Shortening TCP payload with Scapy results in [TCP Previous segment not captured]

I'm trying to modify a TCP payload by stripping out some bytes.

As long at the bytes are replaces with other bytes of the same length instead of stripping them out, modifying the package works fine.

If the bytes are stripped out, Wireshark shows an [TCP Previous segment not captured] message in the dump.

I delete both checksums and the package length of the modified package so that Scapy recalculates all of them when sending the package:

# Delete the old checksums
del packet_mod[IP].chksum
del packet_mod[TCP].chksum

# Delete the old packet length
del packet_mod[IP].len

The modification works if I also cut off len(stripped_bytes) at the end of the modified packet as well, as the re-sent TCP segment is added to the modified package by the receiver.

E.g.: I strip out 20 bytes of the TCP payload. The modification then only works, if I also cut off an additional 20 bytes at the end of the payload.

What am I missing?

Solution

I don't understand what this part means:

E.g.: I strip out 20 bytes of the TCP payload. The modification then only works, if I also cut off an additional 20 bytes at the end of the payload.

Anyway, the thing you're missing is that each TCP segment carries a TCP header field -- the "sequence number" field -- that indicates the position of this segment's data content in the stream of bytes that is being transferred through TCP.

The TCP receiver uses segment sequence numbers and segment lengths (the segment length is computed from the lengths of the IP datagrams that delivered the segment) to build a continuous byte stream from the received traffic. For example, if the receiver has previously collected all data up to sequence position 200 and the next incoming segments look like this:

  (segment 1) sequence=200 length=80 data='data data data ...'
  (segment 2) sequence=280 length=60 data='more data ...'
  (segment 3) sequence=340 length=70 data='even more data ...'

then the receiver knows that it has now collected all of the data up to (but not including) position 410. Since there are no gaps, this data is ready to be passed up to the application.

Note that the segment numbers (1), (2), (3) are not present in the TCP header. Those numbers are only there so that this description can refer to them.

Obviously, if segment (2) had been lost and the receiver had only collected segments (1) and (3) then the receiver would know that there was a gap in the received data. And it would know exactly where that gap was: it's missing 60 bytes starting at position 280. TCP promises to deliver a complete in-order stream of data, so until that gap is filled in, the receiver is not allowed to deliver any later bytes (like the 70 bytes at position 340 that it got in segment 3) to the application. If the missing bytes don't arrive very soon then the receiver will tell the sender about the gap and the sender will retransmit the missing data.

This is why removing bytes from a TCP segment causes problems. If your program removed 20 bytes from segment (2) then the receiver would see this:

  (segment 1) sequence=200 length=80 data='data data data ...'
  (segment 2) sequence=280 length=40 data='more data ...'
  (segment 3) sequence=340 length=70 data='even more data ...'

and the receiver would conclude that it had discovered a gap of 20 bytes at position 320.

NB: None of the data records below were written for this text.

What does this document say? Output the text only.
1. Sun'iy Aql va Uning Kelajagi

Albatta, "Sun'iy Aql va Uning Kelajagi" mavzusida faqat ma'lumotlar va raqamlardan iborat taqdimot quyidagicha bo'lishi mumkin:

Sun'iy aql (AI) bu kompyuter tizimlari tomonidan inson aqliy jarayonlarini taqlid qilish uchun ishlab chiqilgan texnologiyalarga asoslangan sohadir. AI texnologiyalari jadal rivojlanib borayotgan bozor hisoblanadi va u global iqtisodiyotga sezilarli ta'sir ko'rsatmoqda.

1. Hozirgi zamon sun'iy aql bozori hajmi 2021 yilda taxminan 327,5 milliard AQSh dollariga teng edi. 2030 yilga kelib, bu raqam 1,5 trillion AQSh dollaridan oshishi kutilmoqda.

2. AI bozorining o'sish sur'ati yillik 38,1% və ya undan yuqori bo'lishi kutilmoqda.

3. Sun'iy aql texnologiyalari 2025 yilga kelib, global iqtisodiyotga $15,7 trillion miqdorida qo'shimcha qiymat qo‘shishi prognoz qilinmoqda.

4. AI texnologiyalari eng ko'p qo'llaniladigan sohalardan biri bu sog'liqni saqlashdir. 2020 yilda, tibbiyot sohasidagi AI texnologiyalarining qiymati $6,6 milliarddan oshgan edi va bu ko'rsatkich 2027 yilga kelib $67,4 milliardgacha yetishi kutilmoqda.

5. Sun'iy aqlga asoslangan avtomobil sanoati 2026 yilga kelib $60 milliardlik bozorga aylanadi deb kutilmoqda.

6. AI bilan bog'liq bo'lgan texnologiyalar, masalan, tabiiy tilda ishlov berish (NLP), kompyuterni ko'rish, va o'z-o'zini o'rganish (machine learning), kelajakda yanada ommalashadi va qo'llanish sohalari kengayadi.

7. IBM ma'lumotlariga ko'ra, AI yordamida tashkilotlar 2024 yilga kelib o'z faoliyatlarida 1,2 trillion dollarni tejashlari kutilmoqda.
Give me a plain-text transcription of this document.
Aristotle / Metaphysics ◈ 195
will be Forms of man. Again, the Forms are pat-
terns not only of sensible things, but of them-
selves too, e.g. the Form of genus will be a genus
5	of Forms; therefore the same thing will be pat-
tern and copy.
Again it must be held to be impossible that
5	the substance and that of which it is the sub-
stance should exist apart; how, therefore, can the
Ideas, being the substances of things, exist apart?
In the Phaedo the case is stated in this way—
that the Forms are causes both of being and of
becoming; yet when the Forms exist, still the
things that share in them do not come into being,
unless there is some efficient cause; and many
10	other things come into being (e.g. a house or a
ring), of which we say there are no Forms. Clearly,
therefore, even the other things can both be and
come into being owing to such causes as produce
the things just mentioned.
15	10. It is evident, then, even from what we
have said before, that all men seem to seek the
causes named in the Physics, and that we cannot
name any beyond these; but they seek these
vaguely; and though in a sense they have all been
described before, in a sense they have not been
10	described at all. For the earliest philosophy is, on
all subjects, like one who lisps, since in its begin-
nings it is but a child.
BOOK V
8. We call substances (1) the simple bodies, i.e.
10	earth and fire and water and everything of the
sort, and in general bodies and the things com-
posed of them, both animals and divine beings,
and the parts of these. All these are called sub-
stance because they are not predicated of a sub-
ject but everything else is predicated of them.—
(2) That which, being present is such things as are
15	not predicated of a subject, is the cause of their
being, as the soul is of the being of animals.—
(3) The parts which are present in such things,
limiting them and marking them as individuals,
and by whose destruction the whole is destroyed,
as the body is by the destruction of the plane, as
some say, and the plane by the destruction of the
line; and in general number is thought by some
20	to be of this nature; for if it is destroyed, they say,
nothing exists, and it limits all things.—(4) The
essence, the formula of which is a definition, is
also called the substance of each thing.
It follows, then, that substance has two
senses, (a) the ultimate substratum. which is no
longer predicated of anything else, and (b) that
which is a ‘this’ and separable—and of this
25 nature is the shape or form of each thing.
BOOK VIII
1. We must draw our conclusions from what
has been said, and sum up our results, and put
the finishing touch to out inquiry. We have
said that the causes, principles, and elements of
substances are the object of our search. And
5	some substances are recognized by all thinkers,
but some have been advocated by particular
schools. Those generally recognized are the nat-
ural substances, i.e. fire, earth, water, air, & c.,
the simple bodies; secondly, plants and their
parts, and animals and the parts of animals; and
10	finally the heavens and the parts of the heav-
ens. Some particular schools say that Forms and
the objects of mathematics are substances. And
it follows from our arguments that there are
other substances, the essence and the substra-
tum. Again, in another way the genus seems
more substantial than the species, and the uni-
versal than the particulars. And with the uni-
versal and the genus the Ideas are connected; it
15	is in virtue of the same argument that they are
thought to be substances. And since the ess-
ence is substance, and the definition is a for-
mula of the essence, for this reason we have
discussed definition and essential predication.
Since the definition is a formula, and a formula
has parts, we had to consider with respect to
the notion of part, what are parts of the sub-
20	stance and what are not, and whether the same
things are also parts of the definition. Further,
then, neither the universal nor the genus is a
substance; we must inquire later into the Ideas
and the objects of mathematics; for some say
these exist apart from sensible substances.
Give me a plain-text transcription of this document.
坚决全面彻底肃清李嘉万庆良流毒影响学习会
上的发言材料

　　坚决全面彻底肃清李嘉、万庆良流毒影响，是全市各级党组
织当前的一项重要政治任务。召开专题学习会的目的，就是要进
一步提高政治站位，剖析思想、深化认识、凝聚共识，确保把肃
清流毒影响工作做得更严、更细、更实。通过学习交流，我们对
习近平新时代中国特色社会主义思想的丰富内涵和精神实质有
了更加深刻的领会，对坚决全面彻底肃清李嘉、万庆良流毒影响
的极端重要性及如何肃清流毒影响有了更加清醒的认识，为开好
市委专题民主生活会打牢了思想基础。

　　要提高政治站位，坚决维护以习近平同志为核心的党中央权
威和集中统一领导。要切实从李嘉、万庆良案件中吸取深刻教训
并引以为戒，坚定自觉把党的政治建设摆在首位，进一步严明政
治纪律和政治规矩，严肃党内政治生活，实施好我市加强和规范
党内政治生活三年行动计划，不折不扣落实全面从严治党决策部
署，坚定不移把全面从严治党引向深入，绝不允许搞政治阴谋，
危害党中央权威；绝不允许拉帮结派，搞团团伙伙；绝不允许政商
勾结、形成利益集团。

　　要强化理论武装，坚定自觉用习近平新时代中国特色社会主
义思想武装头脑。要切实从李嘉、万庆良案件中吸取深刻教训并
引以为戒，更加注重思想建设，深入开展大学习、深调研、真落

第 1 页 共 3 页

If Wireshark is observing this traffic then it will reach the same conclusion. Neither the TCP receiver nor Wireshark knows that the cause of the missing bytes is that segment (2) was edited. Wireshark's most reasonable guess is that the missing bytes were in a segment that somehow wasn't made available for inspection, and that's why it shows the "Previous segment not captured" message. It says "previous" because it doesn't discover that there's a gap until it examines segment (3), then one after the gap.

The receiver will handle this in the same way that it handles any gap. It will tell the sender about the gap and wait for the missing data to be retransmitted. If the receiver gets the missing data then it will fill in the gap and then continue as usual. If you keep intercepting the retransmission and removing the missing bytes then the receiver will continue to report that it has a gap, and the sender will eventually tire of retransmitting the missing data and it will abandon the TCP connection.

This means that you can't simply remove data from an in-flight TCP segment and expect TCP to not notice that data has gone missing. In principle you could do it by deleting some data and then manipulating the sequence number in all of the later segments from the sender and in all of the acknowledgements sent by the receiver, but that's a much larger task.

References: The basic TCP sequence number mechanism is described in RFC 793 and a longstanding best practice for using sequence numbers to improve security was described in RFC 1948 and formalised as a standard in RFC 6528.